To illustrate the point, just last weekend, Sanders continued his political insurgency by winning lopsided victories in three caucus contests: Washington State, Alaska and Hawaii.
While results in those western states barely dented Clinton’s sizable delegate lead and supremacy among super delegates, Sanders’ wins underscores her persistent vulnerabilities within her own political base, particularly with young voters and liberal activists who have been inspired by her rival’s unapologetically liberal message.
Interestingly enough, Candidates Donald Trump and Hillary Clinton have the highest unfavorable ratings of any presidential race frontrunners since 1984, according to a CBS News/New York Times poll conducted March 17-20 via telephone.
Trump and Clinton’s unfavorable ratings currently hover at 57 percent and 52 percent, respectively.
The voters’ disaffection with Donald Trump is evident and understandable, but why are so many Democratic and Independent voters disinclined about Hillary Clinton’s candidacy?
That’s the real question. In truth, Clinton possesses a number liabilities that undermines her as a candidate.
For example, she usually comes across as stiff and inauthentic on the campaign stump. This, in turn, has made it difficult for her to connect with audiences and voters.
In addition, Clinton has been dogged for years with doubts about her authenticity, raising legitimate questions about whether she can be trusted. Perhaps, Clinton’s biggest shortcoming is her struggle to put forth an exciting vision about what she would stand for in the White House.
Voters, generally, thirst for signs of greatness when they pick their presidents.

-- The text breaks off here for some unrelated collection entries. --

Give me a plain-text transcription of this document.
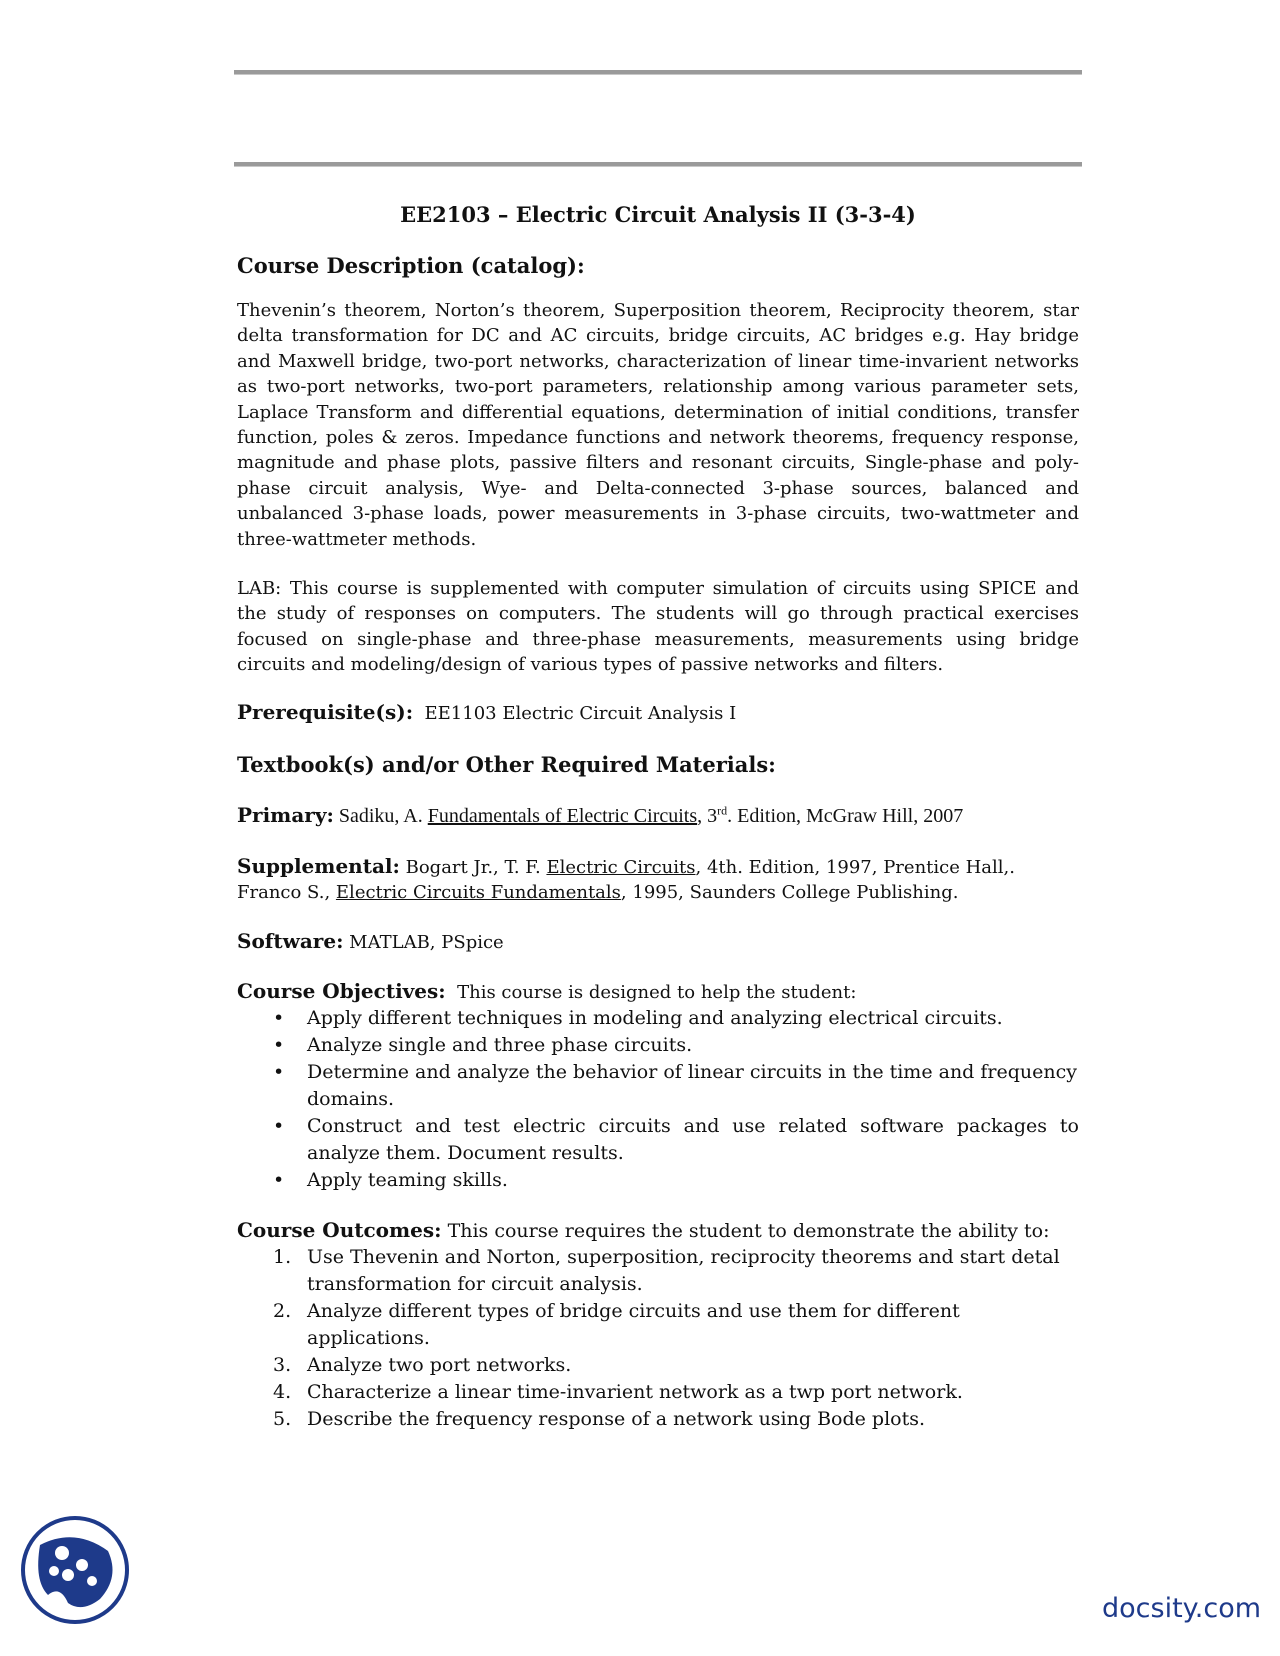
EE2103 – Electric Circuit Analysis II (3-3-4)

Course Description (catalog):

Thevenin’s theorem, Norton’s theorem, Superposition theorem, Reciprocity theorem, star delta transformation for DC and AC circuits, bridge circuits, AC bridges e.g. Hay bridge and Maxwell bridge, two-port networks, characterization of linear time-invarient networks as two-port networks, two-port parameters, relationship among various parameter sets, Laplace Transform and differential equations, determination of initial conditions, transfer function, poles & zeros. Impedance functions and network theorems, frequency response, magnitude and phase plots, passive filters and resonant circuits, Single-phase and poly-phase circuit analysis, Wye- and Delta-connected 3-phase sources, balanced and unbalanced 3-phase loads, power measurements in 3-phase circuits, two-wattmeter and three-wattmeter methods.

LAB: This course is supplemented with computer simulation of circuits using SPICE and the study of responses on computers. The students will go through practical exercises focused on single-phase and three-phase measurements, measurements using bridge circuits and modeling/design of various types of passive networks and filters.

Prerequisite(s): EE1103 Electric Circuit Analysis I

Textbook(s) and/or Other Required Materials:

Primary: Sadiku, A. Fundamentals of Electric Circuits, 3rd. Edition, McGraw Hill, 2007

Supplemental: Bogart Jr., T. F. Electric Circuits, 4th. Edition, 1997, Prentice Hall,.
Franco S., Electric Circuits Fundamentals, 1995, Saunders College Publishing.

Software: MATLAB, PSpice

Course Objectives:  This course is designed to help the student:

• Apply different techniques in modeling and analyzing electrical circuits.
• Analyze single and three phase circuits.
• Determine and analyze the behavior of linear circuits in the time and frequency domains.
• Construct and test electric circuits and use related software packages to analyze them. Document results.
• Apply teaming skills.

Course Outcomes: This course requires the student to demonstrate the ability to:

1. Use Thevenin and Norton, superposition, reciprocity theorems and start detal transformation for circuit analysis.
2. Analyze different types of bridge circuits and use them for different applications.
3. Analyze two port networks.
4. Characterize a linear time-invarient network as a twp port network.
5. Describe the frequency response of a network using Bode plots.
docsity.com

Bernie Sanders, on the other hand, has no such problem connecting with voters.
If he were to win the general election, he would be the oldest person to be elected president.
And, unlike Hillary, his campaign events literally draw thousands of adoring voters and supporters.
Sanders has demonstrated the ability to inspire the individuals who come to hear him speak, and implores them repeatedly to join him in a political revolution.
On the campaign stump, he rails against Wall Street and billionaires who don’t pay their fair share. Moreover, he stands firmly committed to raising the minimum wage to $15 an hour and providing free college tuition. Initially given little to no chance of upsetting the Democratic juggernaut, Hillary Clinton, Sanders insists he’s in this presidential campaign for the long haul.
And remarkably, he has succeeded in raising over $140 million from small individual donations primarily.
It appears obvious that millions of voters are now Feeling the Bern. Wisconsin voters will have their chance to weigh in on April 5 and, according to the polls, it’s neck-and-neck between Bernie and Hillary.